What references and resources do you use to educate yourself about these topics?
“I would say TeachingTolerance is a website I always direct people to. They provide really good insights on various topics pertaining to equity and inclusion in education. With regards to a historical background, I always direct people to Standing From The Beginning and How To Be An Anti-Racist by Ibram X Kendi. Both books I read over the summer that were phenomenal and changed so much for me in terms of my perspective on American history and what it really means to be an Anti-Racist! I would honestly start there as a couple of beginners along with Slavery By Another Name by Douglass A Blackmon. That book is a gift from heaven!

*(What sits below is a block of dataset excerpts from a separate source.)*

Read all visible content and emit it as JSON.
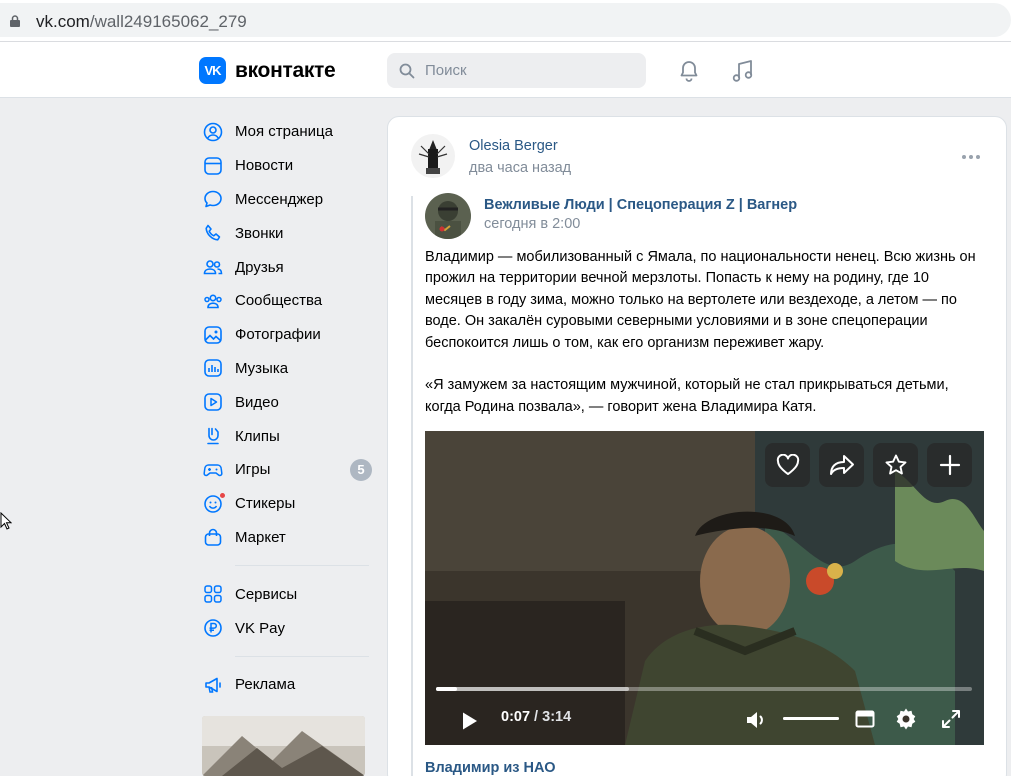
{
  "browser": {
    "url_domain": "vk.com",
    "url_path": "/wall249165062_279"
  },
  "header": {
    "logo_mark": "VK",
    "logo_text": "вконтакте",
    "search_placeholder": "Поиск"
  },
  "sidebar": {
    "items": [
      {
        "label": "Моя страница",
        "icon": "user-circle-icon"
      },
      {
        "label": "Новости",
        "icon": "news-icon"
      },
      {
        "label": "Мессенджер",
        "icon": "message-icon"
      },
      {
        "label": "Звонки",
        "icon": "phone-icon"
      },
      {
        "label": "Друзья",
        "icon": "friends-icon"
      },
      {
        "label": "Сообщества",
        "icon": "communities-icon"
      },
      {
        "label": "Фотографии",
        "icon": "photo-icon"
      },
      {
        "label": "Музыка",
        "icon": "music-icon"
      },
      {
        "label": "Видео",
        "icon": "video-icon"
      },
      {
        "label": "Клипы",
        "icon": "clips-icon"
      },
      {
        "label": "Игры",
        "icon": "gamepad-icon",
        "badge": "5"
      },
      {
        "label": "Стикеры",
        "icon": "sticker-icon"
      },
      {
        "label": "Маркет",
        "icon": "market-icon"
      }
    ],
    "secondary": [
      {
        "label": "Сервисы",
        "icon": "services-icon"
      },
      {
        "label": "VK Pay",
        "icon": "vkpay-icon"
      }
    ],
    "tertiary": [
      {
        "label": "Реклама",
        "icon": "megaphone-icon"
      }
    ]
  },
  "post": {
    "author": "Olesia Berger",
    "time": "два часа назад",
    "repost": {
      "author": "Вежливые Люди | Спецоперация Z | Вагнер",
      "time": "сегодня в 2:00",
      "text_p1": "Владимир — мобилизованный с Ямала, по национальности ненец. Всю жизнь он прожил на территории вечной мерзлоты. Попасть к нему на родину, где 10 месяцев в году зима, можно только на вертолете или вездеходе, а летом — по воде. Он закалён суровыми северными условиями и в зоне спецоперации беспокоится лишь о том, как его организм переживет жару.",
      "text_p2": "«Я замужем за настоящим мужчиной, который не стал прикрываться детьми, когда Родина позвала», — говорит жена Владимира Катя."
    },
    "video": {
      "current_time": "0:07",
      "separator": " / ",
      "duration": "3:14",
      "progress_fraction": 0.04,
      "buffered_fraction": 0.36,
      "volume_fraction": 1.0,
      "title": "Владимир из НАО"
    }
  },
  "colors": {
    "accent": "#0077ff",
    "link": "#2a5885",
    "secondary_text": "#818c99",
    "nav_icon": "#0077ff",
    "page_bg": "#edeef0"
  }
}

It examines the history of African American history from the Reconstruction period to World War l. For me, going through history classes I actually think their history is not talked about at all. We talk about black people during the Reconstruction and not again until the Civil Rights Movements. This makes you wonder what happened between these times in a 100 year time period. That book truly talks about what’s going on and what structures were being created, as well as factors perpetuated leading into the Civil Rights Movement. When it ends how this affected race riots, and mass incarceration seen on appearing in the 1970’s through the 1990’s. But in terms pertaining to more topics, go to Goodreads or Penguinrandomhouse. They have a bunch of good resources as well. Generally I would recommend and refer people to different books, and trustable websites.”
What makes a great leader? From a women leader to a POC activist, what do you see as the common factor?
“I would say putting others ahead of yourself is the most important thing in leadership. Acknowledging that when you enter these roles or start working on these projects it’s not about you it’s about the community. And it’s not about your voice in the spotlight, it’s about amplifying the voices of your peers. Most of the work that I’ve done and what its taught me that amplifying these voices is the most important thing. You may have this platform to speak your mind and promote awareness but other people don’t. Your job as a leader is to then share these opportunities with other people that don’t have them so that they can become leaders. Leadership is honestly about creating a coalition of leaders to sustain the leadership movement. I know a lot about the items leadership people can become egocentric in a sense that they have to be the top leader to do everything. That’s not what leadership is. It’s not an individualized sport, it’s a team sport. Even though you might be a leader, your main job is to encourage others to then become leaders. I would definitely say, leadership to me is prioritizing what other people in your community need but being able to provide your peers with the skills and tools necessary to empower them to lead as well.”